Homework 7 Task 9: Conjugate Gradient vs. Jacobi Iteration on SPDs
Task: Compare results on symmetric positive definite linear systems of equations using Jacobi versus the conjugate gradient methods. Disucss the results on systems with at least 500 equations and unknowns.
This process can be executed in Fortran with the following code.
INTEGER :: maxiter, printit, i, k
REAL*8, ALLOCATABLE :: A(:, :), b(:), xo(:), j(:), cg(:)
REAL*8 :: tol, error
INTEGER :: n(1:6)
n = (/500, 600, 700, 800, 900, 1000/)
DO k = 1, 6
maxiter = 50000
printit = 1
IF (ALLOCATED(A)) THEN
DEALLOCATE(A, b, xo, j, cg)
END IF
ALLOCATE(A(n(k), n(k)), b(n(k)), xo(n(k)), j(n(k)), cg(n(k)))
tol = 10.D-16
error = 0.D0
xo = 1.D0
CALL spd_mat_gen(A, n(k))
! Makes the matrix diagonally dominant for Jacobi to work.
DO i = 1, n(k)
A(i, i) = A(i, i)*DBLE(n(k))*5.D0
END DO
CALL mat_prod(A, xo, n(k), n(k), 1, b)
cg = 0.D0
CALL cg_method(A, n(k), b, tol, maxiter, printit, cg)
CALL abs_err_vecl2(xo, cg, n(k), error)
WRITE(*,*) error
CALL jacobi_solve(A, n(k), b, tol, maxiter, j, printit)

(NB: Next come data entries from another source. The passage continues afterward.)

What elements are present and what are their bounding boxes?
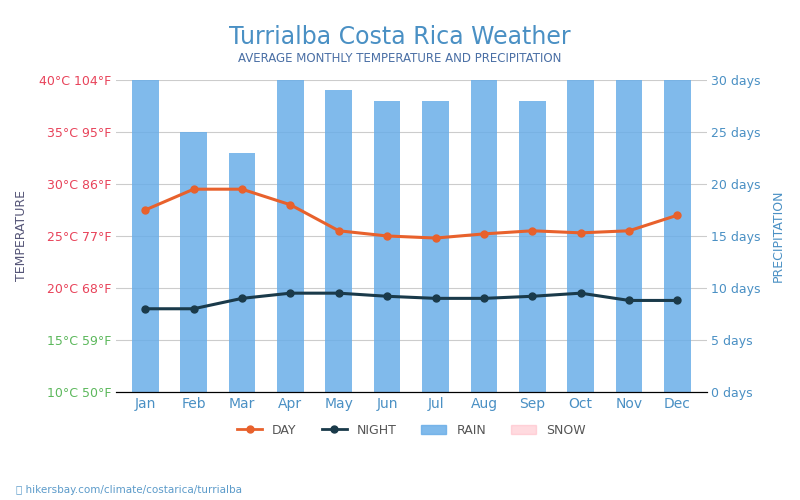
Bar	[616, 80, 642, 496]
NIGHT	[527, 294, 537, 300]
Y-axis label: TEMPERATURE: TEMPERATURE	[15, 190, 28, 282]
Bar	[180, 132, 207, 496]
Bar	[567, 80, 594, 496]
DAY	[527, 228, 537, 234]
Bar	[277, 80, 304, 496]
DAY	[479, 231, 489, 237]
DAY	[382, 233, 392, 239]
Text: AVERAGE MONTHLY TEMPERATURE AND PRECIPITATION: AVERAGE MONTHLY TEMPERATURE AND PRECIPIT…	[238, 52, 562, 66]
DAY	[673, 212, 682, 218]
NIGHT	[189, 306, 198, 312]
Bar	[132, 80, 158, 496]
DAY	[576, 230, 586, 236]
DAY	[286, 202, 295, 208]
Bar	[374, 101, 401, 496]
NIGHT	[286, 290, 295, 296]
NIGHT	[430, 296, 440, 302]
Line: DAY: DAY	[142, 186, 681, 242]
DAY	[189, 186, 198, 192]
DAY	[334, 228, 343, 234]
NIGHT	[576, 290, 586, 296]
Text: 🌍 hikersbay.com/climate/costarica/turrialba: 🌍 hikersbay.com/climate/costarica/turria…	[16, 485, 242, 495]
Bar	[470, 80, 498, 496]
NIGHT	[673, 298, 682, 304]
NIGHT	[382, 294, 392, 300]
Text: Turrialba Costa Rica Weather: Turrialba Costa Rica Weather	[229, 25, 571, 49]
DAY	[624, 228, 634, 234]
NIGHT	[238, 296, 247, 302]
Legend: DAY, NIGHT, RAIN, SNOW: DAY, NIGHT, RAIN, SNOW	[232, 419, 590, 442]
NIGHT	[624, 298, 634, 304]
Y-axis label: PRECIPITATION: PRECIPITATION	[772, 190, 785, 282]
DAY	[238, 186, 247, 192]
DAY	[430, 235, 440, 241]
Bar	[664, 80, 691, 496]
Bar	[519, 101, 546, 496]
Bar	[422, 101, 449, 496]
NIGHT	[334, 290, 343, 296]
Bar	[229, 153, 255, 496]
Bar	[326, 90, 352, 496]
DAY	[141, 207, 150, 213]
NIGHT	[479, 296, 489, 302]
Line: NIGHT: NIGHT	[142, 290, 681, 312]
NIGHT	[141, 306, 150, 312]
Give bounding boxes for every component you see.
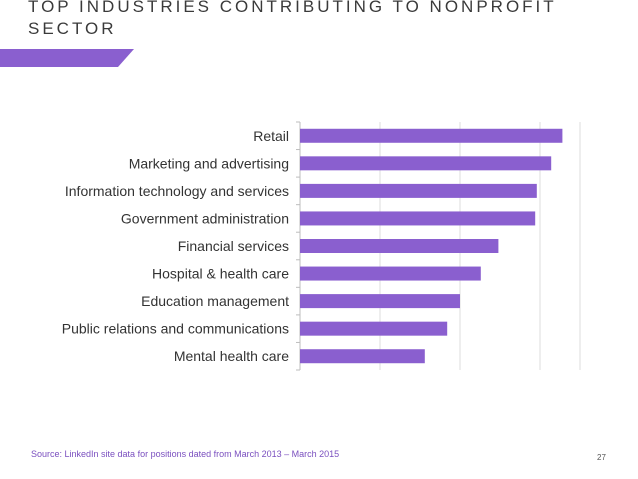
category-label: Hospital & health care (152, 266, 289, 282)
category-label: Marketing and advertising (129, 155, 289, 171)
bar (300, 128, 563, 143)
category-label: Financial services (178, 238, 289, 254)
bar (300, 211, 536, 226)
category-label: Information technology and services (65, 183, 289, 199)
category-label: Mental health care (174, 348, 289, 364)
page-number: 27 (597, 453, 606, 462)
bar (300, 266, 481, 281)
bar (300, 321, 448, 336)
bar (300, 294, 460, 309)
category-label: Retail (253, 128, 289, 144)
bar (300, 183, 537, 198)
slide-title-line-2: SECTOR (28, 19, 117, 38)
source-note: Source: LinkedIn site data for positions… (31, 449, 340, 459)
slide-title: TOP INDUSTRIES CONTRIBUTING TO NONPROFIT… (28, 0, 628, 40)
bar (300, 349, 425, 364)
accent-band (0, 49, 134, 67)
category-label: Government administration (121, 210, 289, 226)
bar (300, 239, 499, 253)
bar (300, 156, 552, 171)
slide-title-line-1: TOP INDUSTRIES CONTRIBUTING TO NONPROFIT (28, 0, 557, 16)
category-label: Education management (141, 293, 289, 309)
category-label: Public relations and communications (62, 321, 289, 337)
accent-shape (0, 49, 134, 67)
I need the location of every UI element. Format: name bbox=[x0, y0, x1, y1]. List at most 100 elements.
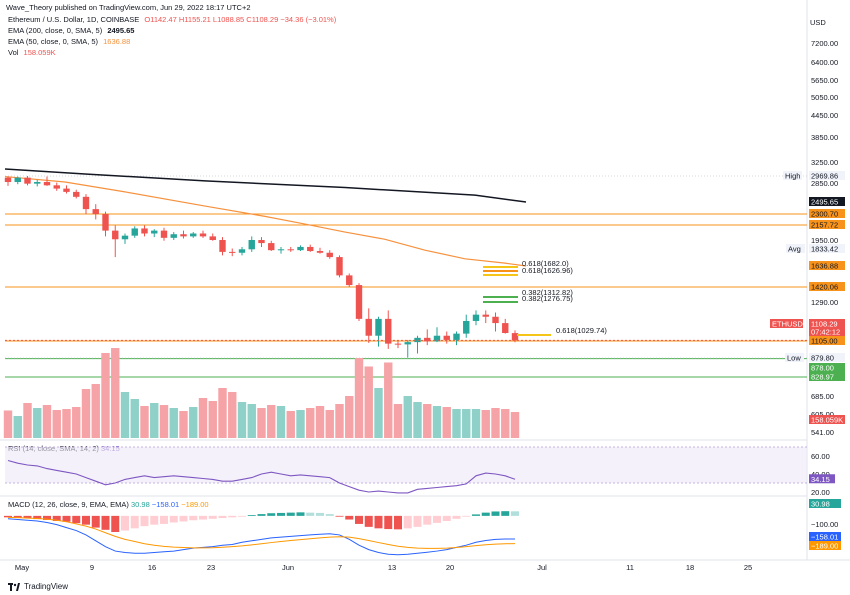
price-tag-bg bbox=[809, 261, 845, 270]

CALL abs_err_vecl2(xo, j, n(k), error)
WRITE(*,*) error
END DO
The results of running this code are shown here
n = 500
CG-method
7.7471649058587555E-019 13
l2-norm error 2.2366241246014454E-014
Jacobi Iteration
8.9509041826236192E-016 23
l2-norm error 1.4081462427542381E-014
n = 600
CG-method
1.0374833064379859E-017 12
l2-norm error 2.8221292767733373E-014
Jacobi Iteration
6.4736570491389375E-016 20
l2-norm error 2.4991364423678272E-014
n = 700
CG-method
3.6285664726777449E-016 12
l2-norm error 3.9403534090818864E-014
Jacobi Iteration
6.8438743594178853E-016 20
l2-norm error 1.9951915554581547E-014
n = 800
CG-method
1.4305809029658403E-017 12
l2-norm error 4.8018525552153277E-014
Jacobi Iteration
5.9787339602818165E-016 20
l2-norm error 3.8948104817008972E-014
n = 900
CG-method
1.7011303202085758E-015 11
l2-norm error 5.8707497585619614E-014
Jacobi Iteration
4.9650683064945462E-016 20
l2-norm error 3.4865422370747881E-014
n = 1000
CG-method
1.0110961605834339E-017 12
l2-norm error 4.1889407683219731E-014
Jacobi Iteration
7.0216669371534024E-016 20
l2-norm error 2.9025909921586275E-014
This task was interesting, because the Jacobi iteration and the CG-method really want two different types of matrices. Depending on how diagonally dominant the A matrix was, the Jacobi could be slightly faster than the CG-method. For example, with the diagonal multiplied by 50 instead of 5, the following results could be seen.
n = 500
CG-method
4.9146432091710194E-017 13
l2-norm error 2.6688339058560935E-014
Jacobi Iteration
2.2204460492503131E-016 11
l2-norm error 1.9482437089023217E-014
n = 600
CG-method
1.4881260431208706E-014 12
l2-norm error 3.4781712176990340E-014
Jacobi Iteration
9.9920072216264089E-016 9
l2-norm error 1.8790012211091803E-014
n = 700
CG-method
8.9623524540871118E-015 12
l2-norm error 3.2994177111323028E-014
Jacobi Iteration
9.8052242617805960E-016 9
l2-norm error 2.5088338340847902E-014
n = 800
CG-method
1.1293505935689456E-015 12
l2-norm error 3.5439946679252944E-014
Jacobi Iteration
9.8052242617805960E-016 9
l2-norm error 2.7477963787545484E-014
n = 900
CG-method
1.0659551770342064E-013 11
l2-norm error 4.7665819416027150E-014
Jacobi Iteration
1.1102230246251565E-016 10
l2-norm error 2.5973050138179879E-014
n = 1000
CG-method
7.1384763991878202E-016 12
l2-norm error 5.1575326664035426E-014
Jacobi Iteration
0.0000000000000000 10
l2-norm error 4.0294672504184761E-014
In general, the CG-method is much more consistent, provided that a symmetric, positive definite matrix was provided.